Tengo por costumbre cuando me dan una dirección o circunstancialmente resido en un domicilio no habitual, si no reconozco al fulano que da nombre a la calle, preguntar quién era tal. Rara vez han sabido explicarme nada cuando salimos de los nombres evidentes, los consagrados, diríamos, y también he visto rarezas insospechadas como vivir en la calle Mejillón, porque todo el barrio estaba consagrado a los moluscos.
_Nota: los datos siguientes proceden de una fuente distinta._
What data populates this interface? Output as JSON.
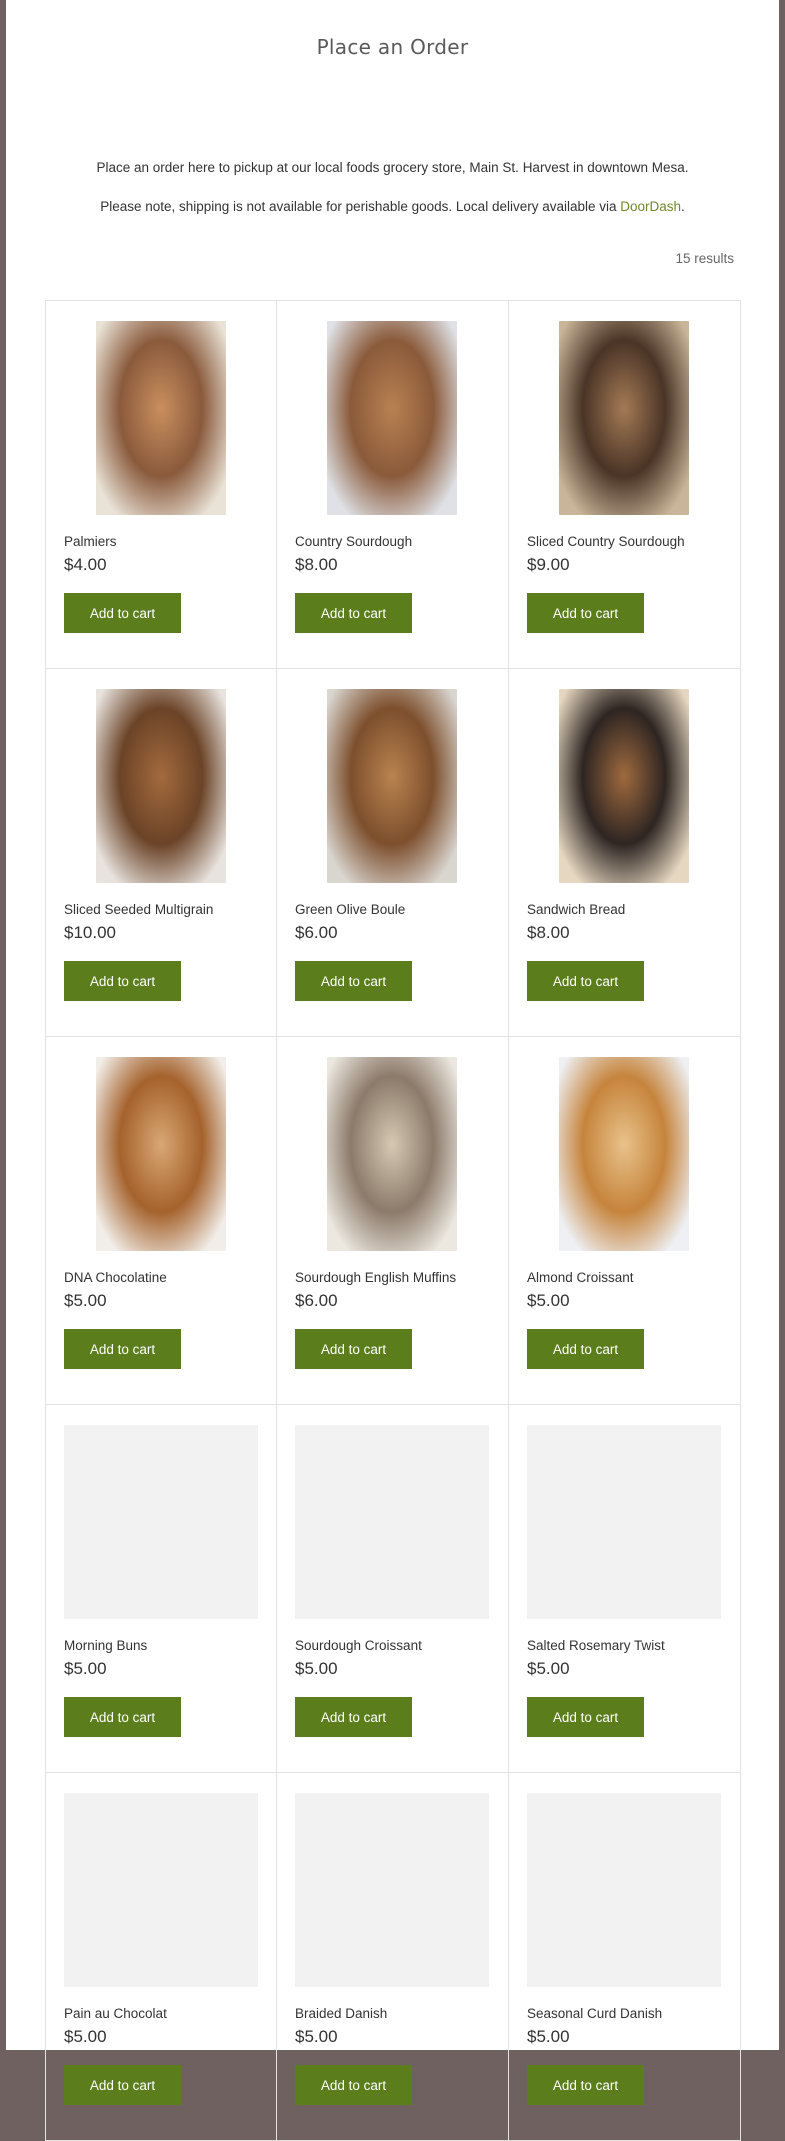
{
  "header": {
    "cutoff_text": "",
    "title": "Place an Order"
  },
  "intro": {
    "line1": "Place an order here to pickup at our local foods grocery store, Main St. Harvest in downtown Mesa.",
    "line2_prefix": "Please note, shipping is not available for perishable goods. Local delivery available via ",
    "line2_link": "DoorDash",
    "line2_suffix": "."
  },
  "results": {
    "count_label": "15 results"
  },
  "button_label": "Add to cart",
  "products": [
    {
      "name": "Palmiers",
      "price": "$4.00",
      "has_image": true,
      "image_icon": "palmiers-photo",
      "colors": [
        "#8a5a3c",
        "#c98f5e",
        "#e9e2d6"
      ]
    },
    {
      "name": "Country Sourdough",
      "price": "$8.00",
      "has_image": true,
      "image_icon": "country-sourdough-photo",
      "colors": [
        "#8a5a3a",
        "#b98152",
        "#dfe1e6"
      ]
    },
    {
      "name": "Sliced Country Sourdough",
      "price": "$9.00",
      "has_image": true,
      "image_icon": "sliced-sourdough-photo",
      "colors": [
        "#4a3426",
        "#a47a55",
        "#c9b69a"
      ]
    },
    {
      "name": "Sliced Seeded Multigrain",
      "price": "$10.00",
      "has_image": true,
      "image_icon": "seeded-multigrain-photo",
      "colors": [
        "#6b4327",
        "#a36a3d",
        "#e8e3de"
      ]
    },
    {
      "name": "Green Olive Boule",
      "price": "$6.00",
      "has_image": true,
      "image_icon": "olive-boule-photo",
      "colors": [
        "#7d4f2d",
        "#b9834f",
        "#d9d5cf"
      ]
    },
    {
      "name": "Sandwich Bread",
      "price": "$8.00",
      "has_image": true,
      "image_icon": "sandwich-bread-photo",
      "colors": [
        "#2e2522",
        "#9f6a3e",
        "#e5d7c0"
      ]
    },
    {
      "name": "DNA Chocolatine",
      "price": "$5.00",
      "has_image": true,
      "image_icon": "chocolatine-photo",
      "colors": [
        "#a5622c",
        "#d9a775",
        "#f1ede8"
      ]
    },
    {
      "name": "Sourdough English Muffins",
      "price": "$6.00",
      "has_image": true,
      "image_icon": "english-muffins-photo",
      "colors": [
        "#8c7a6a",
        "#d6c9b3",
        "#ece8e0"
      ]
    },
    {
      "name": "Almond Croissant",
      "price": "$5.00",
      "has_image": true,
      "image_icon": "almond-croissant-photo",
      "colors": [
        "#c6843c",
        "#e8c28a",
        "#eef0f4"
      ]
    },
    {
      "name": "Morning Buns",
      "price": "$5.00",
      "has_image": false
    },
    {
      "name": "Sourdough Croissant",
      "price": "$5.00",
      "has_image": false
    },
    {
      "name": "Salted Rosemary Twist",
      "price": "$5.00",
      "has_image": false
    },
    {
      "name": "Pain au Chocolat",
      "price": "$5.00",
      "has_image": false
    },
    {
      "name": "Braided Danish",
      "price": "$5.00",
      "has_image": false
    },
    {
      "name": "Seasonal Curd Danish",
      "price": "$5.00",
      "has_image": false
    }
  ]
}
O sea, que un ciudadano puede llevar en el DNI la negra honrilla de haber nacido en la calle Berberecho mientras que otro lleva toda la vida viviendo en la calle Rey Pastor sin tener ni idea de quién fue y ni a cuento de qué su calle tiene tal nombre. Llegado a este particular estoy con Carlos Edmundo de Ory, que renegaba de los nombres de poetas en el callejero; él invitaba a usar la imaginación y en lugar de ponerle a una calle su nombre quería que pusieran Orgasmo. Sería delicioso poder decir que uno vivía en la calle Orgasmo 81, decía él, sobrado de guasa.

Traigo este asunto del callejero a colación de la guerra de nombres y calles franquistas que de nuevo se traen los ayuntamientos, ahora por Alicante, donde un juez ha ordenado restituir más de 40 rotulaciones franquistas, comenzando por la División azul en suplantación de la Plaza de la Igualdad, que a su vez había suplantado a la primera. De nuevo el disparate nacional, la estulticia, los tuits incendiarios, los insultos y otra vez la guerra civil a flor de piel. Esto no se acaba nunca. Así termina la última novela de Javier Cercas El monarca de las sombras, y siendo este final un signo a la vida, también lo tomo como un guiño a la cinta de moebius en la que hemos convertido la guerra de nuestros antepasados 80 años después. Como se rompe la hora el Viernes Santo en Calanda, Cercas rompe los silencios de su pueblo extremeño, que son todos los pueblos de todas las Españas donde la cerrazón y las escopetas rompieron la ley. Esto no se acaba nunca. Los españoles, y sus respectivos gobiernos una vez instalada la democracia, han tenido gran responsabilidad en ello, no nos hemos puesto de acuerdo aún en respetar la historia, en considerar quién disparó primero, quién la lio, quiénes estaban equivocados. Javier Cercas, a su manera, hace justicia histórica y poética. Familiares, por parte de madre y padre, eran los jefes de la derecha en el 36 y, después, su abuelo fue alcalde franquista, algo que tardaría mucho tiempo en saber una persona como él, curioso, investigador y escritor de éxito desde Soldados de Salamina. Lo cuenta todo en el libro. Y si esto le ha ocurrido a Javier Cercas, cuánta ignorancia y leyendas no perdurarán aún en el imaginario colectivo de un pueblo que lee tan poquísimo.